Supporters also maintained that funding only telecommunications services would miss the point of the program, which is to extend internet service to all schools universally. Without the one-time expense of wiring and internal connections, supporters said, discounts for telecommunications services would be virtually useless.

Senate proceedings

The debate spilled over into a Senate Communications subcommittee hearing on June 10, when Kennard and the other FCC commissioners were grilled at length about the program’s cost and efficiency.

“I don’t think anyone in the Senate ever thought that the limited language we included in the 1996 Telecommunications Act would be used to create a massive new entitlement program through universal service,” Sen. Conrad Burns, R-Mont., said in his opening statement.

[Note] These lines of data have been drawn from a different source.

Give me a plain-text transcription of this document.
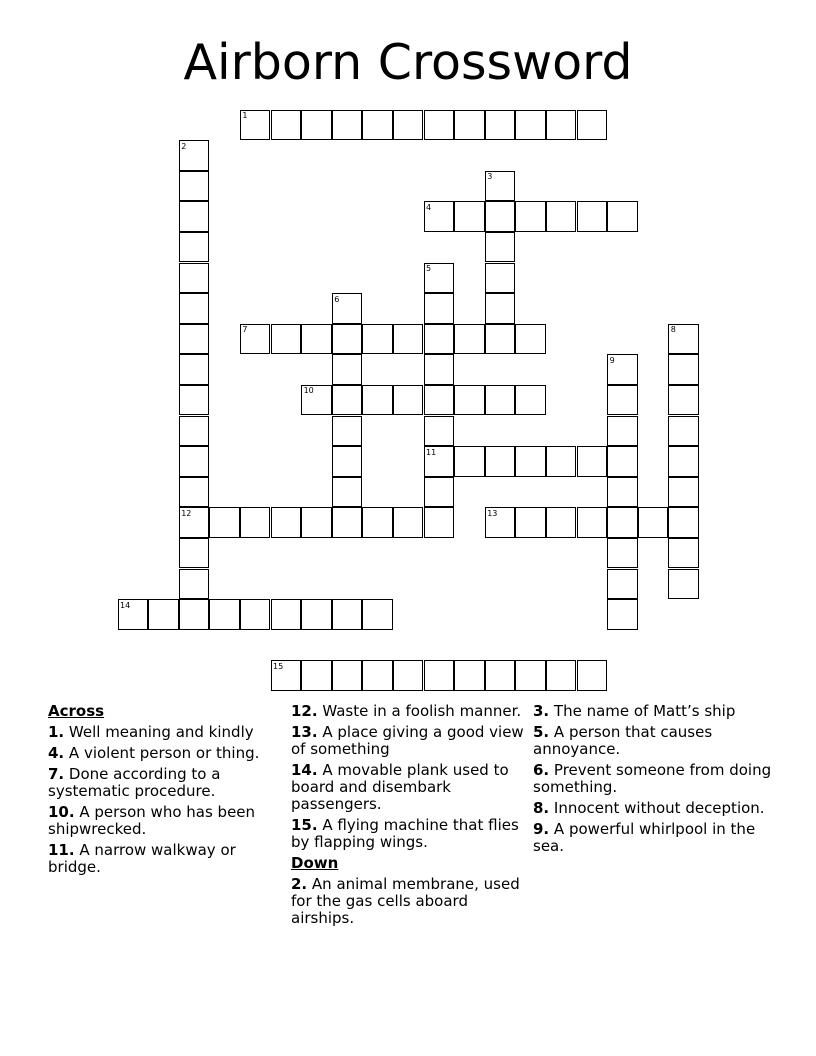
Airborn Crossword
1
2
12
3
4
5
11
6
7	8
9
10
13
14
15
Across
1. Well meaning and kindly
4. A violent person or thing.
7. Done according to a systematic procedure.
10. A person who has been shipwrecked.
11. A narrow walkway or bridge.
12. Waste in a foolish manner.
13. A place giving a good view of something
14. A movable plank used to board and disembark passengers.
15. A flying machine that flies by flapping wings.
Down
2. An animal membrane, used for the gas cells aboard airships.
3. The name of Matt’s ship
5. A person that causes annoyance.
6. Prevent someone from doing something.
8. Innocent without deception.
9. A powerful whirlpool in the sea.
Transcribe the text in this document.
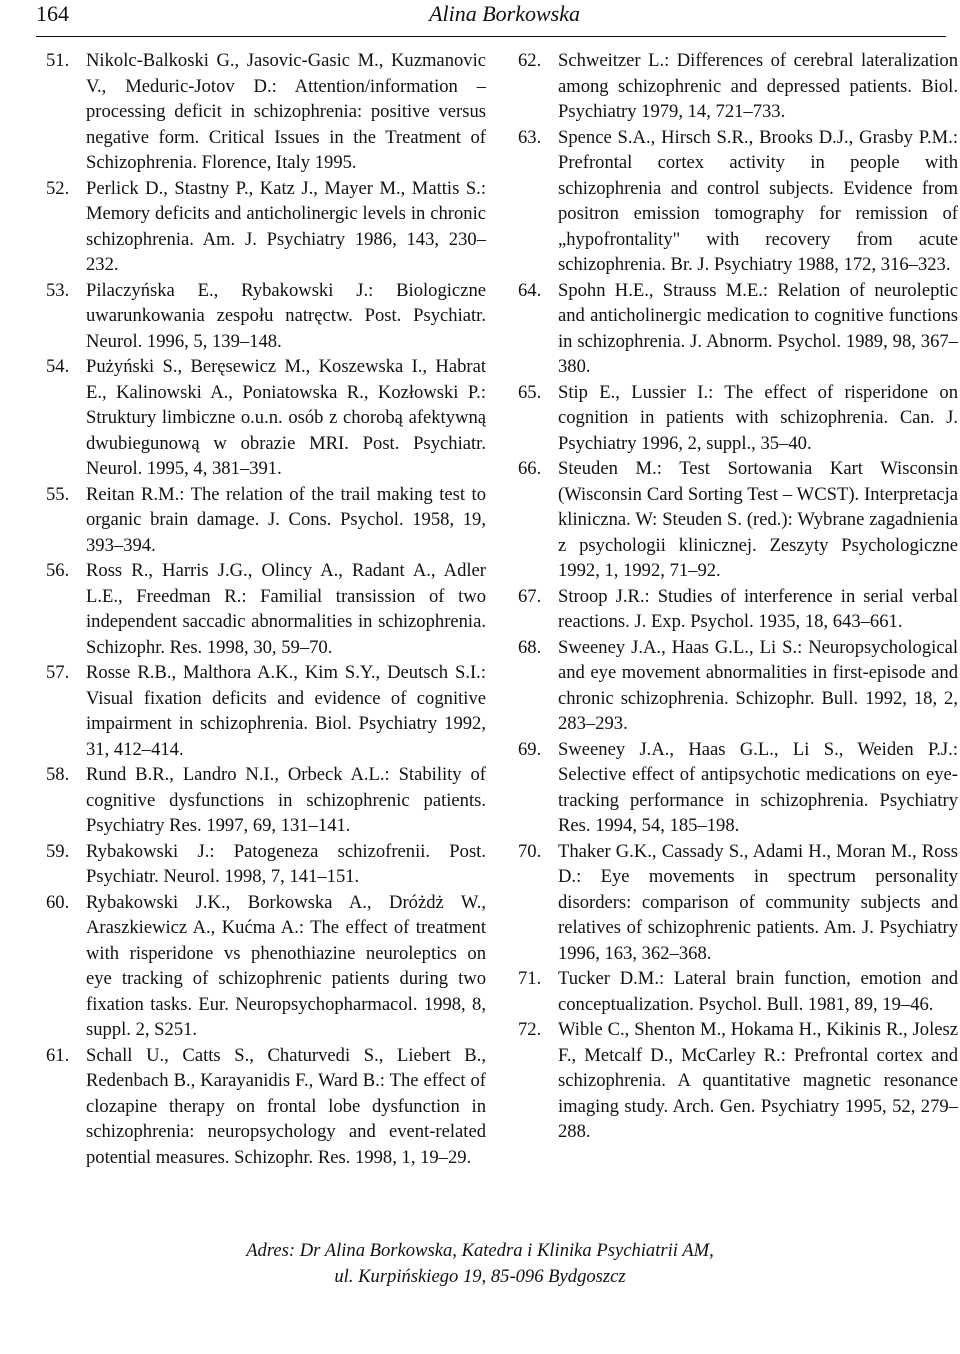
164	Alina Borkowska
51. Nikolc-Balkoski G., Jasovic-Gasic M., Kuzmanovic V., Meduric-Jotov D.: Attention/information – processing deficit in schizophrenia: positive versus negative form. Critical Issues in the Treatment of Schizophrenia. Florence, Italy 1995.
52. Perlick D., Stastny P., Katz J., Mayer M., Mattis S.: Memory deficits and anticholinergic levels in chronic schizophrenia. Am. J. Psychiatry 1986, 143, 230–232.
53. Pilaczyńska E., Rybakowski J.: Biologiczne uwarunkowania zespołu natręctw. Post. Psychiatr. Neurol. 1996, 5, 139–148.
54. Pużyński S., Beręsewicz M., Koszewska I., Habrat E., Kalinowski A., Poniatowska R., Kozłowski P.: Struktury limbiczne o.u.n. osób z chorobą afektywną dwubiegunową w obrazie MRI. Post. Psychiatr. Neurol. 1995, 4, 381–391.
55. Reitan R.M.: The relation of the trail making test to organic brain damage. J. Cons. Psychol. 1958, 19, 393–394.
56. Ross R., Harris J.G., Olincy A., Radant A., Adler L.E., Freedman R.: Familial transission of two independent saccadic abnormalities in schizophrenia. Schizophr. Res. 1998, 30, 59–70.
57. Rosse R.B., Malthora A.K., Kim S.Y., Deutsch S.I.: Visual fixation deficits and evidence of cognitive impairment in schizophrenia. Biol. Psychiatry 1992, 31, 412–414.
58. Rund B.R., Landro N.I., Orbeck A.L.: Stability of cognitive dysfunctions in schizophrenic patients. Psychiatry Res. 1997, 69, 131–141.
59. Rybakowski J.: Patogeneza schizofrenii. Post. Psychiatr. Neurol. 1998, 7, 141–151.
60. Rybakowski J.K., Borkowska A., Dróżdż W., Araszkiewicz A., Kućma A.: The effect of treatment with risperidone vs phenothiazine neuroleptics on eye tracking of schizophrenic patients during two fixation tasks. Eur. Neuropsychopharmacol. 1998, 8, suppl. 2, S251.
61. Schall U., Catts S., Chaturvedi S., Liebert B., Redenbach B., Karayanidis F., Ward B.: The effect of clozapine therapy on frontal lobe dysfunction in schizophrenia: neuropsychology and event-related potential measures. Schizophr. Res. 1998, 1, 19–29.
62. Schweitzer L.: Differences of cerebral lateralization among schizophrenic and depressed patients. Biol. Psychiatry 1979, 14, 721–733.
63. Spence S.A., Hirsch S.R., Brooks D.J., Grasby P.M.: Prefrontal cortex activity in people with schizophrenia and control subjects. Evidence from positron emission tomography for remission of „hypofrontality" with recovery from acute schizophrenia. Br. J. Psychiatry 1988, 172, 316–323.
64. Spohn H.E., Strauss M.E.: Relation of neuroleptic and anticholinergic medication to cognitive functions in schizophrenia. J. Abnorm. Psychol. 1989, 98, 367–380.
65. Stip E., Lussier I.: The effect of risperidone on cognition in patients with schizophrenia. Can. J. Psychiatry 1996, 2, suppl., 35–40.
66. Steuden M.: Test Sortowania Kart Wisconsin (Wisconsin Card Sorting Test – WCST). Interpretacja kliniczna. W: Steuden S. (red.): Wybrane zagadnienia z psychologii klinicznej. Zeszyty Psychologiczne 1992, 1, 1992, 71–92.
67. Stroop J.R.: Studies of interference in serial verbal reactions. J. Exp. Psychol. 1935, 18, 643–661.
68. Sweeney J.A., Haas G.L., Li S.: Neuropsychological and eye movement abnormalities in first-episode and chronic schizophrenia. Schizophr. Bull. 1992, 18, 2, 283–293.
69. Sweeney J.A., Haas G.L., Li S., Weiden P.J.: Selective effect of antipsychotic medications on eye-tracking performance in schizophrenia. Psychiatry Res. 1994, 54, 185–198.
70. Thaker G.K., Cassady S., Adami H., Moran M., Ross D.: Eye movements in spectrum personality disorders: comparison of community subjects and relatives of schizophrenic patients. Am. J. Psychiatry 1996, 163, 362–368.
71. Tucker D.M.: Lateral brain function, emotion and conceptualization. Psychol. Bull. 1981, 89, 19–46.
72. Wible C., Shenton M., Hokama H., Kikinis R., Jolesz F., Metcalf D., McCarley R.: Prefrontal cortex and schizophrenia. A quantitative magnetic resonance imaging study. Arch. Gen. Psychiatry 1995, 52, 279–288.
Adres: Dr Alina Borkowska, Katedra i Klinika Psychiatrii AM,
ul. Kurpińskiego 19, 85-096 Bydgoszcz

But Sen. John Rockefeller, D-W. Va., who helped draft the section of the 1996 Telecom Act that created the eRate, saw things differently. As one means of persuading Congress to deregulate the telecommunications industry, he said, telcos promised to fund universal service for schools and libraries.

“We made a deal, and it seems to me we should make people stick to it,” Rockefeller said. “We need to insist on the commitment that these companies made—including AT&T, including MCI.”

A majority of senators pressured the FCC commissioners to suspend the eRate until their concerns about the program could be addressed. But Sen. Olympia Snowe, R-Maine, who also co-authored the eRate provision, blasted her colleagues for trying to kill the eRate.

“If there’s a problem with the bureaucracy, let’s fix it,” Snowe said. “But that shouldn’t be the ruse for freezing this program.”

Prudent progess

Kennard expressed his own determination to push forward “prudently” on the eRate, arguing that the FCC was already addressing legitimate concerns raised by Congress.

“There’s been a lot of misinformation about what is eligible for a discount,” Kennard said, referring to criticism by many members of Congress that schools were using eRate money to fund items such as carpeting and painting. “We need to take this issue off the table.”

Kennard pointed out that the FCC already had voted on May 8 to streamline eRate administration by folding the SLC and the Rural Health Care Corp. into a single entity. The resulting agency was scheduled to begin administering universal service on Jan. 4, 1999. The FCC also would be voting to cut the salaries of SLC officials, Kennard said.

“If we take these issues off the table, we’re left with two things,” Kennard said, “the size of the fund and phone rates.” Overall, he said, long-distance rates are declining—about 6 percent from last year. “Let’s not spread misinformation that this [eRate program] is causing rates to increase overall,” he said.

As for the size of the fund, Kennard said the FCC already had slowed the initiation of the program to address the concerns of telcos. He proposed the FCC ease the need for startup funding by stretching to 18 months the discount payments initially scheduled for disbursement during the first year.

“I submit that the best thing we can do is proceed ahead prudently,” Kennard told the subcommittee. “We shouldn’t abandon the 30,000 applicants who have already invested their time and money in the program.”

Although the basic program appears to have weathered the initial storm of opposition, the eRate seemed destined to be the source of continuing partisan political combat.

Speaking to a communications industry trade show in Atlanta on June 8, House Speaker Newt Gingrich, R-Ga., called the eRate program as administered by the FCC “explicitly wrong.”

“We’ll probably block it in the next two weeks,” said Gingrich without providing details. “It is wrong for five unelected, appointed [FCC] commissioners to be able to establish a tax on every telephone line in the United States.”